I pressed the dials as Alun had shown me and lept into the future. I was consequently woken early one morning by a hammering on my back door. I quickly dressed and rushed downstairs, where I found a younger version of myself standing in front of a shed.
"Did you send me a pigeon?" I asked.
"No? Why?" I said, puzzled.
"An older version of myself sent me a pigeon via a time machine with a message to come and help him. He didn't give a date though."
"So you built a time machine."
"Well, Alun built it. It's his spare shed I'm traveling in."
"No, it wasn't me. It must have been sent by a future version of me, us, whatever."
"I'll try five years time."
"You're going back into the future?"
"Yes, or possibly forward into the future." I'm never sure who owns the copyright of the various titles.
"Can I come too?"
"I suppose so, it's quite a roomy shed. Have you had breakfast."
"Why, can't you travel in time if you've just eaten."
"No, I'm starving, Alun made go straight into the shed without brekkie. Do you mind if we stop for a bite before we go. It's not as if we're on a schedule or anything."
After breakfast, myself and myself traveled forward another five years, but the Jed we woke up was as mystified as we had been by talk of time traveling sheds and new breeds of pigeon.
"Can I come too?" I/he asked as we were about to set off.
"I suppose so," I said. "It is quite a roomy shed."
The next Jed we encountered was also the wrong Jed, but he had heard the Alun was busy working on a time machine, so we were close. We set the dials for another week ahead and all four of us/me sped to the future.
"You're late," the fifth version of myself said. "I was expecting you five minutes ago."
"You were expecting all four of us?" I said.
"Of course. We can hardly play a five-a-side football match with any less."

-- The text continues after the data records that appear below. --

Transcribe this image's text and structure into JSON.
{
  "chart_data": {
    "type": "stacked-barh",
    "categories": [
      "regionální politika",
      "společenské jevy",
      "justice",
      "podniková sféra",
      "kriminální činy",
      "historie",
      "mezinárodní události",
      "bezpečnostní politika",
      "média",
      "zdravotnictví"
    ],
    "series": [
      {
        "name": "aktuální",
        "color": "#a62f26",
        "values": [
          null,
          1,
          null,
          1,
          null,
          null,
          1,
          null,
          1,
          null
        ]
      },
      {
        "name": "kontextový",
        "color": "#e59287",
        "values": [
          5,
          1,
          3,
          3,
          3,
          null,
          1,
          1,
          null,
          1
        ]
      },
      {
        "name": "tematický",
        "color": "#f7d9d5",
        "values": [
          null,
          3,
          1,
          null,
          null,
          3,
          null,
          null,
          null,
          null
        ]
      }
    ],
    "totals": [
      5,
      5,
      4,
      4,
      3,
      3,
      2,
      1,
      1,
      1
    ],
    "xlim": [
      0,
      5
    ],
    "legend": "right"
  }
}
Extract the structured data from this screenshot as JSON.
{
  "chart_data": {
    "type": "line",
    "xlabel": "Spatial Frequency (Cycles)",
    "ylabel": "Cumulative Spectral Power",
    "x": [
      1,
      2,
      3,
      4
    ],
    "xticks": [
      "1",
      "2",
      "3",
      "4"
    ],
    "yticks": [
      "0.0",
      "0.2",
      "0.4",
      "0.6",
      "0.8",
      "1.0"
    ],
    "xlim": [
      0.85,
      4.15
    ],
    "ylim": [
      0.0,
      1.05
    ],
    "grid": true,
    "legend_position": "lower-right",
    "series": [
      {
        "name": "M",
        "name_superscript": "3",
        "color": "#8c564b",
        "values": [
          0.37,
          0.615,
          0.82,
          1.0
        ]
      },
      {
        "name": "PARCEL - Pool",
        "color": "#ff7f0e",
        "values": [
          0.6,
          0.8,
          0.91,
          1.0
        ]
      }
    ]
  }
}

"You sent a time-traveling carrier pigeon so that I would bring a shed-full of myselves of various ages and fitness levels to play a five-a-side football match?"
"Yes, didn't I make that clear?"
"But who against? There's just myself/yourself and Alun on the island."
"Exactly, the five of us/me versus the five of Alun. The Aluns are already here."
Thus was held/will be held the finest five-a-side football match in the history of Happy Island, Jeds versus Aluns. It was/will be a tight game and went to extra time, where the Jeds won 17 goals to 18 (apparently in the future 18 is less than 17).
"Same time next year?" I said to everyme before I left.
"Why not," I said. "I'll send a pigeon."